Hello fellow Blogreader!
The aim of this post is to ‘Identify’ your audience. And what better way to ‘identify’ than to write something that would appeal to my own Identity!
No one knows you better than yourself… I for one, always found the topic of personalities extremely intriguing.
Countless people have said around and about me throughout my lifetime;
‘WHAT, you’re only x years old?!’
‘You’re actually very wise for your age’
So what was I like as a kid?
During the early years of school, when peers of my age were out tagging buildings and throwing eggs at Halloween….
I was sitting at home, or out in the garden collecting grasshoppers and climbing trees. For every wall I successfully climbed, I must have fallen down twice to make up for it. (And I still have the scars to prove it!)
Skipping school was the next behavior that seemed to dominate the minds of the ‘cool kids’.

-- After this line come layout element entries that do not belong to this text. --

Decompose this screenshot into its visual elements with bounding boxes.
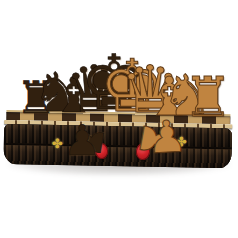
chess-set-photo: ✤ ✤ ♜♞♝♛♚♚♛♝♞♜ ♟♟♟♟: [0, 0, 238, 238]
piece-dark-pawn-standing: ♟: [63, 120, 101, 162]
piece-light-pawn-standing: ♟: [146, 114, 188, 160]
piece-light-rook: ♜: [183, 70, 232, 125]
box-front-face: [3, 124, 232, 168]
box-lower-half: [3, 145, 231, 168]
brass-clasp-left-icon: ✤: [52, 137, 63, 150]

Not to mention engaging in some form of unspoken play-plague where girls and boys were considered something not dissimilar from hideous diseases to one another.
Touching a member of the opposite sex (unintentionally or otherwise) would raise siren-like wails of ‘ewwwww cooties!’.
I (still) don’t understand the concept. But then again; I was the one eating food that had fallen to the ground.
I still do.
Guilty as charged.
Then came the awkward highschool years… oh boy.
Year 9 was quite possibly the worst year of my life (considered a Sophomore in the US.) You Americans and your strange language conventions *shakes head*.
I don’t quite know what it was, perhaps the flood of estrogens, growth hormone and testosterone of the general population in grade 9, that made everyone downright pains in the ass. Everyone was too busy caring about the length of their skirts and the number of abdominal muscles they could get on their obliques- to even consider the trials and tribulations of others. It was around this time that I started reading, alot.
HighSchool to me was filled with (sigh) cliques, the goths, the nerds (this is where I fit in), the jocks, the smartasses, the people that were so good looking that it hurt (the worst part was, it wasn’t Twilight. It was real life).
Year 9 was the year I was trying to find mine, I was drifting from place to place and never fit in. When that fateful day came where I sat with my fellow nerds (yes, I’m proud to own it) It just felt…. right. Like I was comfortable here, I liked what they spoke about and what they stood for, like a game of Tetris….. It just…. fit right (And I’ve never regretted it! It’s thanks to them that I’m in University!)
Flash forward to now ,where it’s no longer about avoiding the opposite sex, but rather about getting as many sexual partners as possible in the limited time where drunken consciousness predominates over rational thought.
Observe, the fascinating behavior of the usually timid male, who, after one or two (or three or four) beverages has attained this whole new persona. Watch as he goes through the several,(rather repetitive)processes of interaction, buying of drinks, offering them to his target (and target’s friends), watch as he singles out a particular prey, witness the awkward dancing and an attempt of a ‘hook up’ with his chosen target.
Watch him fail.
….and return to the bar, asking the bartender for another round, whence he repeats the cycle all over again.
Reflecting back,I found this somewhat ‘chemical’ process of the something-teen fascinating, and how we classify ourselves to others, how others classify us. It began simply as a mutually exclusive group; Girls were girls, Boys were boys, they both had germs and were to never mingle.
Introduce hormones into the Venn diagram and BAM you have cliques, comparisons, hook-ups and experimentation, blurring the lines between socially acceptable and downright disgraceful. Add the legal (or illegal) effects of drugs such as alcohol as a catalyst and you speed up these reactions and interactions tenfold.
I often have these thoughts, these comparisons….
Do you, or did you; have a group that you fit into? Do you still follow in the footsteps of your clique? Are you still looking for yours? Take a look at your friends, do you notice a similarity between them? Maybe not.
Though I do guarantee that there is a person or persons out there.You’ll find someone and share that perfect chemistry, just give it time.